Realising that the British would come down heavily after the raid, the revolutionaries left Chittagong and marched towards the hilly areas. Sen kept changing his identity to deceive the British and continued his activities from the Jalalabad hills. On 22 April 1930, thousands of British troops surrounded the hills, and in a fierce bloodbath, over 80 troops and 12 revolutionaries died.

After that, Sen scattered the groups in the neighbouring villages and kept conducting raids on government properties and personnel. “Despite several repressive measures and combing operations by the authorities, the villagers, most of them Muslims, gave food and shelter to the revolutionary outlaws and enabled them to survive for three years,” writes Chandra.

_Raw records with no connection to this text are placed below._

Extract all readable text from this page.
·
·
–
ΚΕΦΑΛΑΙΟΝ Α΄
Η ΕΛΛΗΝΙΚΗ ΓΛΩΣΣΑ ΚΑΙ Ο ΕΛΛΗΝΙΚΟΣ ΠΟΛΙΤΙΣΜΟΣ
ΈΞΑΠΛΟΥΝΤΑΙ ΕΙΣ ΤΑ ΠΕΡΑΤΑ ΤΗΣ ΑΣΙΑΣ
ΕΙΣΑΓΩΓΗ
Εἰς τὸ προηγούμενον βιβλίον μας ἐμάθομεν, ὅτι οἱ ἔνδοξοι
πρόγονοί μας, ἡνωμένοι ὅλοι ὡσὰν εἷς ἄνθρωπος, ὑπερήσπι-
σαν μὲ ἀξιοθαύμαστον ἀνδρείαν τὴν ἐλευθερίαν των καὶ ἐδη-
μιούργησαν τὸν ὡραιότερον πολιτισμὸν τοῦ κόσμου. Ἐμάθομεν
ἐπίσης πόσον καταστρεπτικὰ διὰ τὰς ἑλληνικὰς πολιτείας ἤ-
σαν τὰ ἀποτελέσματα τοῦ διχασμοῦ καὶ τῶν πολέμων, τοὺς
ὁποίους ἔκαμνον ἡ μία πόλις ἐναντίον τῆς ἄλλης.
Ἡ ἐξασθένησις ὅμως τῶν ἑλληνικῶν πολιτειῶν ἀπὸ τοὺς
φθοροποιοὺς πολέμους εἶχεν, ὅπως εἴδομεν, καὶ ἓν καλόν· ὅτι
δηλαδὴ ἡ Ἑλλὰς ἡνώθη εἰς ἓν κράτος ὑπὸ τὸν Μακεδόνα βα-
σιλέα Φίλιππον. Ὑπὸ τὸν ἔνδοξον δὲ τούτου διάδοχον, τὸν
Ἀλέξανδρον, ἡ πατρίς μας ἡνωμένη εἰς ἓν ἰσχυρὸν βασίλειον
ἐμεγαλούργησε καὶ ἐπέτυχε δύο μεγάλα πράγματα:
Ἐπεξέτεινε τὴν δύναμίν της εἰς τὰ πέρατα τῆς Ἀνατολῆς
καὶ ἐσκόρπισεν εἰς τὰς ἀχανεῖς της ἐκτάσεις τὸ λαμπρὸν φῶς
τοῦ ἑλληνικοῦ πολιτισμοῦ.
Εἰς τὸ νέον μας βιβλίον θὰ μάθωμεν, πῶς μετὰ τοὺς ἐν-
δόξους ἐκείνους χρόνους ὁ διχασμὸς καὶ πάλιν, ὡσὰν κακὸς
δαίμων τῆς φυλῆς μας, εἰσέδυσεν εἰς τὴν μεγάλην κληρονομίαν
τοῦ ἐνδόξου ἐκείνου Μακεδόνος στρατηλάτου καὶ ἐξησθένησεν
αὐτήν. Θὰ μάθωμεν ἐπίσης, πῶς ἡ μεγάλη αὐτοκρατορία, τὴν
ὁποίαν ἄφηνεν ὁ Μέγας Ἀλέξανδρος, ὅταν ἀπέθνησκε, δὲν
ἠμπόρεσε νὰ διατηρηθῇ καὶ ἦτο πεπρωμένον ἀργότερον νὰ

Sen even instructed Pritilata Vaddedar and Kalpana Dutt to destroy Chittagong jail by using dynamite in 1932, which was unsuccessful. That year, he also planned an attack on the Pahartali European Club, which bore the notorious notice: ‘Dogs and Indians not allowed’. He assigned Pritilata to lead the attack, which was successful, but her injury became the cause of her capture and she consumed cyanide before the arrest.

A tip by his own relative, Netra Sen, led to Surya Sen’s arrest on 16 February 1933. He was tried and hanged on 12 January 1934, along with Tarkeshwar Dostidar, who had hatched a plan to rescue him from jail. Many of his fellow revolutionaries were also caught and sentenced to long terms of imprisonment.